Note to the Media, July 31, 2004
My work on the presidential vote equation is fairly technical. The least technical discussion is in Chapters 1, 3, and 4 of my book, Predicting Presidential Elections and Other Things. This book is an attempt to explain regression analysis, which is the method used in my voting work, to a non technical audience. Regression analysis is a statistical tool that can be used to examine possible regularities in historical data. It may help us both understand the past and predict the future. The method has many uses. The method is used in the book to examine voting behavior as well as sex, wine, grades, running, and some macroeconomics. The method does, however, have limitations. These are discussed in lesson 5 on page 31 under the name "pitfalls." Pages 51 and 52 discuss possible pitfalls regarding the vote equation.

Given the current prediction of the equation that Bush will get over 57 percent of the two-party vote, does this mean that a Bush victory is a sure thing? The answer is no. First, the prediction is based on a particular set of economic forecasts (the current forecasts from my economic model), and if the economy does not do as well as this set says, the vote prediction for Bush will go down. Second, even if the equation is correctly specified, it makes on average an error of about 2.4 percentage points each election (called the "standard error"). Third, the equation may be misspecified. This is where the pitfalls come in.

Let me focus a bit on some possible pitfalls. Regression analysis assumes in the present context that the structure of voting behavior in the future will be like it has been in the past---as it has been estimated using the historical data back to 1916. One can never rule out a sudden shift of structure that makes this assumption wrong. For example, the Bush administration has made many large changes in foreign policy, social policy, and environmental policy, and it may be that these changes are so large that voters radically change their voting behavior. Perhaps voters now look much more at foreign, social, and environmental policies than they did in the past and less at how the economy is doing.
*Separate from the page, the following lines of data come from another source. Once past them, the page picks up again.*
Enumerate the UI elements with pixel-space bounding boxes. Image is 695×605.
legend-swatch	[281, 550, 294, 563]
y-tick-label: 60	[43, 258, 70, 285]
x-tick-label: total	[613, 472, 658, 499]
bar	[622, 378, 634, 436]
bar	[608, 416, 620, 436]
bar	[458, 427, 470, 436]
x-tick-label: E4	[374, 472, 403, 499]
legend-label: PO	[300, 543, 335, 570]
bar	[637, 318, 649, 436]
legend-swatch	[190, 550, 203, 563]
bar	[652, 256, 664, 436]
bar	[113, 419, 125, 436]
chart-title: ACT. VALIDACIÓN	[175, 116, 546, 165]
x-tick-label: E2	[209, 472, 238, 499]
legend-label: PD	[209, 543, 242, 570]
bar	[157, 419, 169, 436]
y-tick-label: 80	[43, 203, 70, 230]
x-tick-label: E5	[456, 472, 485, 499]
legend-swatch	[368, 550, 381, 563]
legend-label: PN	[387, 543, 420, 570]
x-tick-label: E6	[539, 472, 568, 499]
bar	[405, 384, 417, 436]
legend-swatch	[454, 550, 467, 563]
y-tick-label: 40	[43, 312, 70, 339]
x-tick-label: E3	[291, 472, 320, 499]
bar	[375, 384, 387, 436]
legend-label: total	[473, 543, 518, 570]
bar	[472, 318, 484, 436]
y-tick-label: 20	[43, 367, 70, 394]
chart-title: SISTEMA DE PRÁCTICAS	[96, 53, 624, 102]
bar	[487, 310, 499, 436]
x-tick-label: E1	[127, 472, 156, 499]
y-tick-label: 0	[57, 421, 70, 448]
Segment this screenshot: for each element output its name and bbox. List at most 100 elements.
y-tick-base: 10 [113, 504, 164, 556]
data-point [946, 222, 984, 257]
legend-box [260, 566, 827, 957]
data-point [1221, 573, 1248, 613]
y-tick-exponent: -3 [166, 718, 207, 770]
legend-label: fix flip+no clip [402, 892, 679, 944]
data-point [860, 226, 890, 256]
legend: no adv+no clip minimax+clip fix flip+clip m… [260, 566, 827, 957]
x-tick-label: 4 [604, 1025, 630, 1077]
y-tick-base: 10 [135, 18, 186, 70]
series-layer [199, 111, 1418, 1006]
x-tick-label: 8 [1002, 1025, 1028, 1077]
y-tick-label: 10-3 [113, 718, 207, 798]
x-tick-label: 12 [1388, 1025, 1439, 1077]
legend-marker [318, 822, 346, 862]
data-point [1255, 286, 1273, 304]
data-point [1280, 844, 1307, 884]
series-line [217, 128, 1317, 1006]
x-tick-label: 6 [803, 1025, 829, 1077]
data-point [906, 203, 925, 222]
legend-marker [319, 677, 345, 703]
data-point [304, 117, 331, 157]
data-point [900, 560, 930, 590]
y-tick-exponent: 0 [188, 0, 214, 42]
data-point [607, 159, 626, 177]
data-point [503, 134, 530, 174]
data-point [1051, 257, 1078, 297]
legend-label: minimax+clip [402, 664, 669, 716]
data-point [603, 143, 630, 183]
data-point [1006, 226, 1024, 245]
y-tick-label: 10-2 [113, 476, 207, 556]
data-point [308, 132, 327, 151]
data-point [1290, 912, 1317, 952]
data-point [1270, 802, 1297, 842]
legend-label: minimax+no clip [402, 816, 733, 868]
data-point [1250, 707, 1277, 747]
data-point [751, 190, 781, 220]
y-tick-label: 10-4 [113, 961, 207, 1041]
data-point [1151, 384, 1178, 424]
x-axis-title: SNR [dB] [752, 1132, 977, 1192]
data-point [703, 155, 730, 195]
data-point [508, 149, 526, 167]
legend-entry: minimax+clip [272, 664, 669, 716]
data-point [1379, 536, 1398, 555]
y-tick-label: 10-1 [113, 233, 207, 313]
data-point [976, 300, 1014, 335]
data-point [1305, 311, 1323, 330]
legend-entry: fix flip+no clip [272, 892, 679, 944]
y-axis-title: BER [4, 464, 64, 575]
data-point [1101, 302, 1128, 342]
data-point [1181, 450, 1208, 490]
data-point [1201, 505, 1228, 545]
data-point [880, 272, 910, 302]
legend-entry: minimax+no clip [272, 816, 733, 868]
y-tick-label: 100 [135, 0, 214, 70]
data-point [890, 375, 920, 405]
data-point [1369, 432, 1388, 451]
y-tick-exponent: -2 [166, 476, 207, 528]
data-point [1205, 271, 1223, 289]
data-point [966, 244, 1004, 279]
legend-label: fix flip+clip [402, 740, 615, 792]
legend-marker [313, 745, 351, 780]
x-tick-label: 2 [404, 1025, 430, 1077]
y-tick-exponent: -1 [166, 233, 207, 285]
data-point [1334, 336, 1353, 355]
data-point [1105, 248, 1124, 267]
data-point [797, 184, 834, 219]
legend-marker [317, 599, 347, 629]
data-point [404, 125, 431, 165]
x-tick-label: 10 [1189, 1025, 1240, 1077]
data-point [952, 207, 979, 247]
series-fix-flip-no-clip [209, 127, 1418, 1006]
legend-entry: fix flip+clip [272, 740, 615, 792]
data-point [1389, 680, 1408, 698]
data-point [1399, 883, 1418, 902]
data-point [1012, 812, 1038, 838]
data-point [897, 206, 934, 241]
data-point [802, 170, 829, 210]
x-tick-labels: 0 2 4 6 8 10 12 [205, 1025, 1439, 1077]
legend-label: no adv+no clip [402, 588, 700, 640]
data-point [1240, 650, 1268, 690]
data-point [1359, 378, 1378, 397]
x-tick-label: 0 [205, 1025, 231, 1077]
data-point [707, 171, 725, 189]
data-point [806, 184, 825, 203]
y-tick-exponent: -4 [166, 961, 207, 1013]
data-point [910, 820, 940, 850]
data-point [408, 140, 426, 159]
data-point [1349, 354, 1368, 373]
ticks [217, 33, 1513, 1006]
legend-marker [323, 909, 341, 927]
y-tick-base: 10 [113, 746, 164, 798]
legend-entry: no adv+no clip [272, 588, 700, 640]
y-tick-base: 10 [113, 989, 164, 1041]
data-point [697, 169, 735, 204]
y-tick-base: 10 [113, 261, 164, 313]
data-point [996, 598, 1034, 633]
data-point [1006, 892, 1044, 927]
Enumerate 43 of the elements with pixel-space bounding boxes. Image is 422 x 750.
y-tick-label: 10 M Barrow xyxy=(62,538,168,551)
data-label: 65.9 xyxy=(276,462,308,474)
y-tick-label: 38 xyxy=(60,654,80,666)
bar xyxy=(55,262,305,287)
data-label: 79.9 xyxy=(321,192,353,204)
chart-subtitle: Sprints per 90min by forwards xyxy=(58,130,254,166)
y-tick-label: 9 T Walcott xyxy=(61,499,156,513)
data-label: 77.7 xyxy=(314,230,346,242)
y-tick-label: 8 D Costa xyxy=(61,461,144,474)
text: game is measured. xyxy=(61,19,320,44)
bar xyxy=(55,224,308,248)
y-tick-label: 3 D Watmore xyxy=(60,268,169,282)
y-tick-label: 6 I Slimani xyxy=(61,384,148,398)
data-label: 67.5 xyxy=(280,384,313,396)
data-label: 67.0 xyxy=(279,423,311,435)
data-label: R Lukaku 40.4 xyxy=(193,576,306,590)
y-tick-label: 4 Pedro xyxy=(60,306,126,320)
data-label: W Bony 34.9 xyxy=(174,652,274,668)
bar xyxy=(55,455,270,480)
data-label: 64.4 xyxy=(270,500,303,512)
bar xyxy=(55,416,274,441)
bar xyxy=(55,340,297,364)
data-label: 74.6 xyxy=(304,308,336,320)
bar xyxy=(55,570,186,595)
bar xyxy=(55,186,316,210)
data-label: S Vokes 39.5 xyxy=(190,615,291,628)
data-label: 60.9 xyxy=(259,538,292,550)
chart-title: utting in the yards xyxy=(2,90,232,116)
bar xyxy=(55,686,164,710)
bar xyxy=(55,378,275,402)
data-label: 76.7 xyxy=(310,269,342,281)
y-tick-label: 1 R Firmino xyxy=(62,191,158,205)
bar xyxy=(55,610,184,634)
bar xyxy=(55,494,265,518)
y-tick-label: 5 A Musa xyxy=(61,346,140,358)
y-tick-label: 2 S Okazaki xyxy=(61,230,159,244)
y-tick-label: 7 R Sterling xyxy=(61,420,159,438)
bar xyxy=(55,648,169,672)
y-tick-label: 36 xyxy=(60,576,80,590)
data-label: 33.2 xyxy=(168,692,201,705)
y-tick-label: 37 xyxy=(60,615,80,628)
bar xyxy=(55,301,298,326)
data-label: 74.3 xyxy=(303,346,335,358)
Another possible pitfall is that the equation is misspecified because it does not have a job growth variable in it, only an output growth variable. Historically output growth and job growth are so highly correlated that very similar estimates are obtained using either. They are too highly correlated for one to be able to estimate separate effects. If in 2004 output growth is fairly good, but job growth is not, this would lead the equation to be off if job growth is in fact more important in voters' minds than output growth.

The equation does not have any economic variables in it that measure income distribution, and this is another possible reason for misspecification. Under the Bush administration the after-tax income distribution has become more unequal, and if voters' attitudes about the incumbent are negatively affected by an increase in inequality, this would lead to the equation overpredicting votes for the incumbent because income distribution is not taken into account by the equation. Senator Kerry is stressing in his campaign the "middle class squeeze," which is an attempt to bring income-distribution issues into the debate.

Another possible pitfall is the general problem of data mining, which is discussed in the book. It may be that the equation looks much better than it should because I have tried so many versions in arriving at the current version.

If you experiment on the site with alternative vote predictions, you will see that no realistic economic values can bring the predicted vote share to even about 53 percent. (Remember that there is only one quarter, 2004:3, for which actual economic data are not available.) This means, given the standard error of 2.4, that if the equation is correctly specified, the probability that Bush loses is very small. The bottom line is that the equation has to be misspecified in order for Bush to lose. And this is where the pitfalls come in. Regression analysis can only take us so far; possible pitfalls are always lurking.

Finally, a point about me as a social scientist trying to explain behavior versus me as a citizen. As a social scientist I am trying to do the best I can explaining the percentage share of the two-party vote. In this capacity I don't care who wins or loses, but how close the equation comes to explaining the actual share. If the actual share is 51 percent and the equation predicts 49 percent, this is better than if the actual share is 57 percent and the equation predicts 53 percent. Also, I shouldn't let my political views affect my scientific work. This is an exercise in trying to explain behavior, not shape it. As a citizen, however, I obviously care who wins or loses.

Some reporters have asked me if I would be willing to tell them whom I personally support. Although I have nothing against revealing my preferences, it may be that I can't credibly reveal them. Say that some people believe that my results are more credible if I am a Democrat. (If I am a Republican, some people may think that I have biased the prediction in favor of the Republicans.) This alone is not a problem. But say also that the more credible people find my results the more this helps the Republicans. For example, Democrats may become dispirited and turn out to vote less if they find the results credible.

So if the above is the case, what should I tell the reporter? If I am a Democrat and want to behave strategically to help the Democrats, maybe I should say that I am a Republican. If people believe I am a Republican, they will tend not to believe my prediction, which is good for the Democrats. The reporter, however, who is no dope, knows that I might behave strategically, and so you might think that he or she would conclude that I am a Democrat if I say I am a Republican. The reporter, however, being truly no dope, knows that I know this. Also, I know that he or she knows this, he or she knows that I know that he or she knows this, and so on, and so there is no way for me to convey to the reporter my true preferences. Alas. (It may be, of course, that my prediction actually helps the Democrats if they become energized to come out and vote to prove me wrong!)